Story Grammar Marker®
This story has an embedded episode within the first one, with two kick-off events and a second plan and a second series of attempts with a final resolution.
Character: Mr. Hatch, a lonely man who did the same boring things everyday and never noticed anyone around him
Setting: the town where Mr.Hatch lives
Kick-Off: He gets a valentine package in the mail.
Internal Response: Mr. Hatch feels delighted. (His body language shows this.)
Mental States: “Mr. Hatch thinks that somebody loves him.”
Plan: He wants to find out who sent it.
He dresses up to be noticed.
He says hello to everyone.
He offers to help people.
He smiles and laughs often.
He has parties and plays music.
He has people over to his home; he bakes.
Direct Consequence: He has hundreds of friends and everyone likes him.
Resolution: He is happy and enjoying himself.
Second Kick-Off (Abbreviated Episode)
The mailman returns, telling Mr. Hatch that the package he delivered 3 months ago was a mistake. It belongs to someone else, but no one knows who. He needs to give back the empty heart-shaped candy box and the little white card that says someone loves you.
Character: Mr. Hatch
Setting: His house
Kick-Off: The mailman returns and asks for the candy box and card.
Internal Response: Mr. Hatch is very sad.
Direct Consequence:He returns to his old routines, not talking, not looking up, and not interacting with other people.
Third Kick-Off (with added Mr. Hatch perspective)
Character: The Community
Setting: Mr. Hatch’s town
Kick-Off: Everyone notices the sudden change in Mr. Hatch (old routines, not talking, not looking up, not interacting with people).
Internal Response: The community feels distressed. They remember how good Mr. Hatch was to them.
Mental States: “They remember how good Mr. Hatch was to them.”
Plan:They want to show Mr. Hatch that they love him for being himself and that he will have those friends again.
They decorate his home with valentines.
They gave him a silver harmonica.
They all gathered at his house.
They made his a sign that says everybody loves Mr. Hatch.
Direct Consequence: They have made Mr. Hatch happy again.
Resolution: The community feels good.
Character: Mr. Hatch
Internal Response: Shocked, surprised at the party planned for him
Plan: To enjoy himself
Attempts:…Dabs a tear: …”Somebody loves me after all.”
Direct Consequence: He laughs, smiles, and goes to be with all his friends.
Resolution: Feeling content, loved
We have found it very helpful for children of all ages to have the teacher map the story out on chart paper using the SGM icons or present on sentence strips on a pocket chart.

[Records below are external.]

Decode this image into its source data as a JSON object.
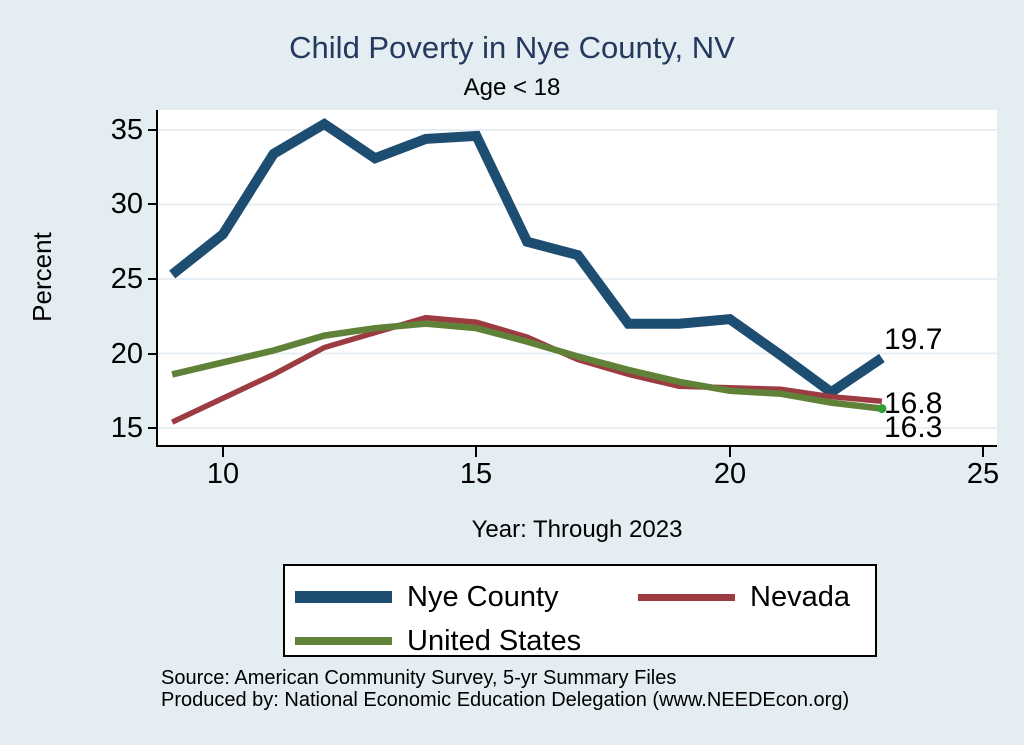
{
  "header": {
    "title": "Child Poverty in Nye County, NV",
    "subtitle": "Age < 18"
  },
  "footer": {
    "source_line": "Source: American Community Survey, 5-yr Summary Files",
    "produced_line": "Produced by: National Economic Education Delegation (www.NEEDEcon.org)"
  },
  "colors": {
    "background": "#e3edf2",
    "plot_background": "#ffffff",
    "title_text": "#24395e",
    "grid": "#e7eff5",
    "axis": "#000000",
    "text": "#000000",
    "end_marker": "#2f9e35"
  },
  "chart_data": {
    "type": "line",
    "title": "Child Poverty in Nye County, NV",
    "subtitle": "Age < 18",
    "xlabel": "Year: Through 2023",
    "ylabel": "Percent",
    "x": [
      9,
      10,
      11,
      12,
      13,
      14,
      15,
      16,
      17,
      18,
      19,
      20,
      21,
      22,
      23
    ],
    "series": [
      {
        "name": "Nye County",
        "color": "#1e4d72",
        "width": 10,
        "values": [
          25.3,
          28.0,
          33.4,
          35.4,
          33.1,
          34.4,
          34.6,
          27.5,
          26.6,
          22.0,
          22.0,
          22.3,
          19.9,
          17.4,
          19.7
        ]
      },
      {
        "name": "Nevada",
        "color": "#9d3b43",
        "width": 5.5,
        "values": [
          15.4,
          17.0,
          18.6,
          20.4,
          21.4,
          22.4,
          22.1,
          21.1,
          19.6,
          18.6,
          17.8,
          17.7,
          17.6,
          17.1,
          16.8
        ]
      },
      {
        "name": "United States",
        "color": "#5f8238",
        "width": 6.5,
        "values": [
          18.6,
          19.4,
          20.2,
          21.2,
          21.7,
          22.0,
          21.7,
          20.8,
          19.8,
          18.9,
          18.1,
          17.5,
          17.3,
          16.7,
          16.3
        ],
        "end_marker": true
      }
    ],
    "end_labels": [
      {
        "text": "19.7",
        "dy": -18
      },
      {
        "text": "16.8",
        "dy": 3
      },
      {
        "text": "16.3",
        "dy": 19
      }
    ],
    "xticks": [
      10,
      15,
      20,
      25
    ],
    "yticks": [
      15,
      20,
      25,
      30,
      35
    ],
    "xlim": [
      8.72,
      25.27
    ],
    "ylim": [
      13.86,
      36.34
    ],
    "grid": true,
    "legend_position": "bottom"
  }
}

The teacher then should model retelling the story with the SGM Teacher Marker as the children follow along using their Student Markers. Instantly, students become mindful of the SGM icons. This also serves as a listening lesson, as students must pay attention to the speaker and be on the same icon as the storyteller. We have found it very valuable to have two adults demonstrate what this would look like: one adult retells and the other listens. It is a perfect time to practice moving from icon to icon on the marker as a story is retold and being respectful of the person talking.

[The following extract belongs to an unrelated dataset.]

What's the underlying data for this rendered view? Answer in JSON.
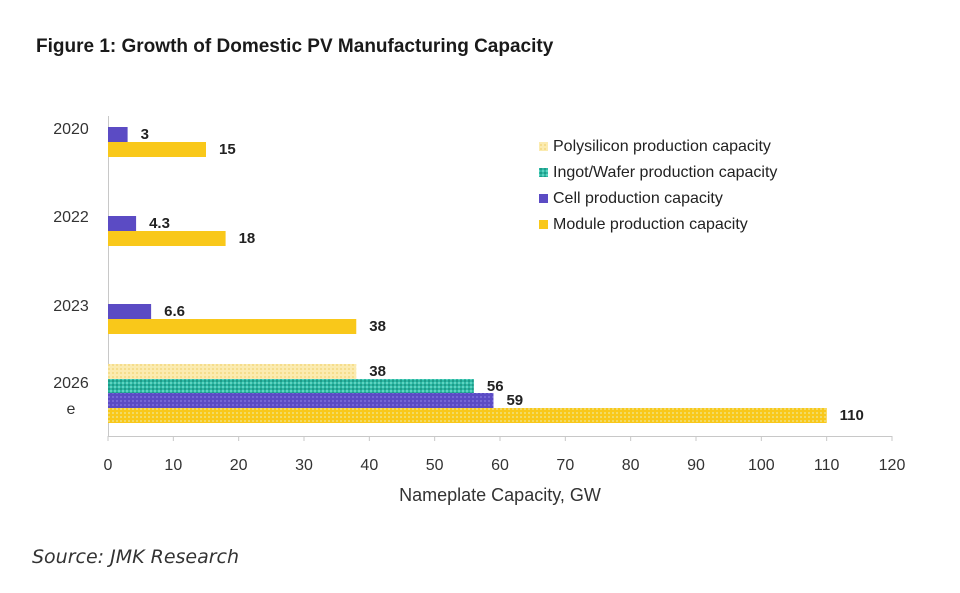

Students then work with partners to retell the story using their student markers. Again, modeling how this looks is important. This ties in with pragmatic lessons on speaking and listening that you may be doing with your class (side two of Pragmatics Mini-Poster shown at left). Children may refer to the chart paper/pocket chart of Mr. Hatch story as needed during this task. Ask for volunteers (divide up by episodes, or in the third episode, by perspective) to retell the story.